U.S. Sen. Sam Brownback, R-Kan., said Tuesday that he hopes the fight over abortion will end up killing Democratic attempts to pass health care reform.
“If the issue of abortion funding brings down this bill, it will be a victory for the cause of protecting innocent human life,” Brownback said in an opinion piece that was posted on the Politico web site.
Last week, Brownback was part of a “prayercast” conducted by the Family Research Council in opposition to the bill.
The Senate is poised to approve its health care bill this week, while the House approved one in November. The two versions would have to be resolved by a House-Senate conference committee before a final bill could go to President Barack Obama.
The House version contains stricter abortion language in which insurers would be prohibited from offering coverage for abortions to anyone who receives a federal subsidy to buy a private health insurance plan on a new marketplace, called an exchange.

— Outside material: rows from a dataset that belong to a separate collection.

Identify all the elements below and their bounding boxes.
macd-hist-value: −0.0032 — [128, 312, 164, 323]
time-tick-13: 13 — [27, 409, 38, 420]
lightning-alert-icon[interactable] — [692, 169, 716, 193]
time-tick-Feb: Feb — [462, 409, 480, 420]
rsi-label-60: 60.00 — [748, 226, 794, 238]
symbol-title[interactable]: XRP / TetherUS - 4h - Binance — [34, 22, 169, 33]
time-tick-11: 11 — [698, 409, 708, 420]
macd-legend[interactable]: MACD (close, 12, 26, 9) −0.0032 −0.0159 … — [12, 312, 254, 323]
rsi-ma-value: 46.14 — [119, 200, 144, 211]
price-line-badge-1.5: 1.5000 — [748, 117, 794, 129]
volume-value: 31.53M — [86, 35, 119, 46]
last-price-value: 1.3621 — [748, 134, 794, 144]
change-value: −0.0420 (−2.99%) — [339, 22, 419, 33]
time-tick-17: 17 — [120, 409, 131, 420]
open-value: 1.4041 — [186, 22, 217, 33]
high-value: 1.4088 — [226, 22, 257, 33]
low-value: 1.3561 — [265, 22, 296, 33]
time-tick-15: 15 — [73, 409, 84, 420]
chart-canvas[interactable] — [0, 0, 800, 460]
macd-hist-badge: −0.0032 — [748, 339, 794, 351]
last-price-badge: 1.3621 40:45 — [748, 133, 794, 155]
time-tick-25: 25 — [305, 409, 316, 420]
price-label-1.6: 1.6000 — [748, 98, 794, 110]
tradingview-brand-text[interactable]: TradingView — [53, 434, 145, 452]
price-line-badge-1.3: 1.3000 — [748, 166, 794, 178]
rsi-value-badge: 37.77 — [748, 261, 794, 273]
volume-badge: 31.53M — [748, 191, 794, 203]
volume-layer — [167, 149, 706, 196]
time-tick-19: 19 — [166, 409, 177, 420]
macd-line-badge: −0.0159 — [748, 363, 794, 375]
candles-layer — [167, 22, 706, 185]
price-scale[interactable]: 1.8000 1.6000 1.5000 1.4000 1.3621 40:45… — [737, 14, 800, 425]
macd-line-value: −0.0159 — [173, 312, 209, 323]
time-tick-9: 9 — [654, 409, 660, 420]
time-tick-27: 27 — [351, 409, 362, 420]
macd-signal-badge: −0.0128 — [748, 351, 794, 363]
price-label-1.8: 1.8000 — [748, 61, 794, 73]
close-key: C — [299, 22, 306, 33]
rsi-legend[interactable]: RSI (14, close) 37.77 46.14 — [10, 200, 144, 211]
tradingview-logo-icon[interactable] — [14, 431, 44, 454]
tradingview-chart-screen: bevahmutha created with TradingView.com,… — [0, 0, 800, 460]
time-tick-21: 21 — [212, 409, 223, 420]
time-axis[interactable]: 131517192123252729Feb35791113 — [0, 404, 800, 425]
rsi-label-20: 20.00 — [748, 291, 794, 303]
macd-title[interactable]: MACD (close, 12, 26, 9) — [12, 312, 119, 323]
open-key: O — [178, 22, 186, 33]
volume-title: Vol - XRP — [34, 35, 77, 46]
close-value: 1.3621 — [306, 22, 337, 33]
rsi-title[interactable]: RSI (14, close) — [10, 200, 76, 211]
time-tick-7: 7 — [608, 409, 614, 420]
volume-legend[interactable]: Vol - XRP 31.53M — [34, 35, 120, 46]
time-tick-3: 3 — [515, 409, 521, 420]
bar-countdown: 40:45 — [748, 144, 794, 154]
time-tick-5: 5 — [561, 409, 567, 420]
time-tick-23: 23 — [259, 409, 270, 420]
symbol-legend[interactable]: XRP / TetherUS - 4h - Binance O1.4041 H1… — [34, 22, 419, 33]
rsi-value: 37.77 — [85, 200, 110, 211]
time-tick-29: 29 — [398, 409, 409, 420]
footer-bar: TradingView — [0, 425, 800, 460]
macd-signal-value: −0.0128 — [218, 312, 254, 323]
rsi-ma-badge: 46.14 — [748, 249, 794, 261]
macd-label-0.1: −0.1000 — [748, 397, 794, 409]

Under the Senate bill, women who receive a subsidy for policies that cover abortion could keep that coverage but must pay a separate premium for the abortion coverage. States also could decide that no plans including abortion coverage could be allowed on the exchange in their state.
But Brownback said that while states may have the ability to opt out, taxpayers in those states “would still see their federal tax dollars fund elective abortions in other states.”
He said the arguments over abortion may doom the bill because some Democrats believe the House abortion language is too strict, while others say they can’t support reform without those provisions.
“Since the Democrats are working with a thin margin of support for the bill in the House, it is just possible that the attempt to use health care reform to force taxpayer funding for abortion will end up killing the bill,” Brownback said.
The bills would require nearly all citizens to have insurance and provide subsidies to help lower-income people purchase coverage. Insurance companies would be prohibited from denying coverage to people with pre-existing health conditions.
In his weekly address last week, Obama urged passage of reform legislation, saying it will reduce the cost of health care and strengthen Medicare.
In addition, he said, the proposals “represent the toughest measures we’ve ever taken to hold the insurance industry accountable.”